メンバーは政治家や、学者、文化団体などで、40人余りの企業家も含まれます。いずれも民主主義の信奉者で、中国から言論の自由を制限されるなど、不条理な圧力をかけられた経験を持つ人もいるといいます。今回の交流を通じ、台湾の民主主義コミュニティーとの間に制度的な協力ネットワークが構築されることが期待されます。

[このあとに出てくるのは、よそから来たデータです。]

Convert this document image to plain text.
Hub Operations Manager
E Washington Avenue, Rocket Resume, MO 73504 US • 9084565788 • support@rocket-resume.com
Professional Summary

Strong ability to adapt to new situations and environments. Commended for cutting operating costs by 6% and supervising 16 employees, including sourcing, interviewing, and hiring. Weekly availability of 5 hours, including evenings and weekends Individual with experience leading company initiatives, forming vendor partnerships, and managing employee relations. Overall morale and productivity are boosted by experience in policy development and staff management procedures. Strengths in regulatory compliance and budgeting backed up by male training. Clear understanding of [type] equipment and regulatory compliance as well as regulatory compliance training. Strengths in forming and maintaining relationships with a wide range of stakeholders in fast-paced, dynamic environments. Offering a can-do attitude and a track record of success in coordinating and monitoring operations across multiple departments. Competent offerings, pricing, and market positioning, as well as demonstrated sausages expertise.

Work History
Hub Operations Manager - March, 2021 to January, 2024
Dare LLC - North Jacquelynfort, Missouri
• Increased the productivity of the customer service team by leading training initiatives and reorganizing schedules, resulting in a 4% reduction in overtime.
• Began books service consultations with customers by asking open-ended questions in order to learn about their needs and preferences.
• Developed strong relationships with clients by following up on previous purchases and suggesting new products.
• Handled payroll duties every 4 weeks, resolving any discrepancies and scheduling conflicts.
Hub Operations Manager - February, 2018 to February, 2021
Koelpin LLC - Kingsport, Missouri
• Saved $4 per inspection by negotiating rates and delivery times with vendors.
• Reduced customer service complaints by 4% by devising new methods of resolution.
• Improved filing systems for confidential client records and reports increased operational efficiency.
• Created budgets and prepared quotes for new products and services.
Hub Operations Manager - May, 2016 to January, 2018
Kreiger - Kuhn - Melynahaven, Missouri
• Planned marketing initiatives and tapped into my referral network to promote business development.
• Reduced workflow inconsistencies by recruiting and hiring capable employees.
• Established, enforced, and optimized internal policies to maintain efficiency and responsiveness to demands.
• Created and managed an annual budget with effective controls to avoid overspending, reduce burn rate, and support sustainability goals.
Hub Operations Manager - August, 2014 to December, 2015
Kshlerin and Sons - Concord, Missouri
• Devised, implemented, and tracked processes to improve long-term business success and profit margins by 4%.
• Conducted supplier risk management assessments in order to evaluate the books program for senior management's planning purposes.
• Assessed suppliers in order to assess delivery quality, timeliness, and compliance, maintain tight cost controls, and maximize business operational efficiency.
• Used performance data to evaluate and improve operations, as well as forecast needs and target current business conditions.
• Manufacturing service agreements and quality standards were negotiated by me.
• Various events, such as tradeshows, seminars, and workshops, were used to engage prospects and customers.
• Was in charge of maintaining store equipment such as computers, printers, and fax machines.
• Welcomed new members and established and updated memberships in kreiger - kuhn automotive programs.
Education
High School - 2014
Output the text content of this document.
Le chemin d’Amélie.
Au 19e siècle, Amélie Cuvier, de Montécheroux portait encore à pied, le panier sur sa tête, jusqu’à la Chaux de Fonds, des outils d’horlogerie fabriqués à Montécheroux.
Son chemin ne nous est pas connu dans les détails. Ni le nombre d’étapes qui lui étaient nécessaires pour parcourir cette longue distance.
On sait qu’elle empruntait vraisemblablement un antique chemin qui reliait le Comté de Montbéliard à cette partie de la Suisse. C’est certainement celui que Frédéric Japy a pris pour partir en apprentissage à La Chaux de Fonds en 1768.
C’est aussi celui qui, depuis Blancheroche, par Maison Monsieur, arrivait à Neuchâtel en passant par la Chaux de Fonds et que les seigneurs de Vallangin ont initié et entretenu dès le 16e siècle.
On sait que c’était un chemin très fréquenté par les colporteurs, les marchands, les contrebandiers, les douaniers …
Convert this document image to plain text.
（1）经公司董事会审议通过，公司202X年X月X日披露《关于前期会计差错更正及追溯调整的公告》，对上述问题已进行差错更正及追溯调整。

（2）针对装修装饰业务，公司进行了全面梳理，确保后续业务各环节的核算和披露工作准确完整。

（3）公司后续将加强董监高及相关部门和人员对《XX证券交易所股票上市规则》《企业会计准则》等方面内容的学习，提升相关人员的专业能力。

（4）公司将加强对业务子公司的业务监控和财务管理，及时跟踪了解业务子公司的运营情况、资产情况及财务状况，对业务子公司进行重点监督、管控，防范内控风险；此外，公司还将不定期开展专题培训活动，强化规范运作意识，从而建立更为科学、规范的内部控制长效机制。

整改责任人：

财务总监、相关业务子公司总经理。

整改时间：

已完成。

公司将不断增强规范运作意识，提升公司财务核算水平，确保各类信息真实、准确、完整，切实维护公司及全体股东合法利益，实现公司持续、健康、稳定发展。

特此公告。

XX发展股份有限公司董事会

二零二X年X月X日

訪台に当たっては、新型コロナウイルス対策として、往復ともチャーター便を利用し、ウイルス検査を出発前と台湾到着後の計2回受けることなどが求められました。これらの条件は、今月9日に訪台したアザー米厚生長官や、同日李登輝元総統の弔問のために台湾を日帰り訪問した日本の森喜朗元首相らと同じだといいます。

チェコ政府は、親中的ですが、チェコの憲法で大統領に次ぐ地位とされる上院議長のビストルチル氏をはじめ中国に対峙しようとする勢力が拡大しつつあるようです。

台湾は国をあげて中共の「全体主義の防波堤」になっていることは明らかです。米国は今後「全体主義への砦」としての台湾の存在の重要性を認識して軍事・経済的支援を強力に推進することになるでしょう。その幕開けが、先日のアザール長官の台湾訪問なのです。

チェコは地政学的にいって、東欧に属していおり、東欧は欧州では中国に最も近い位置に属しています。ロシアにも近いです。このチェコが「全体主義の防波堤」になれば、東西に全体主義に反対する勢力の橋頭堡が築けることになります。

今回のチェコの訪問団の訪台が、将来これに結びつく可能性は大きいと思います。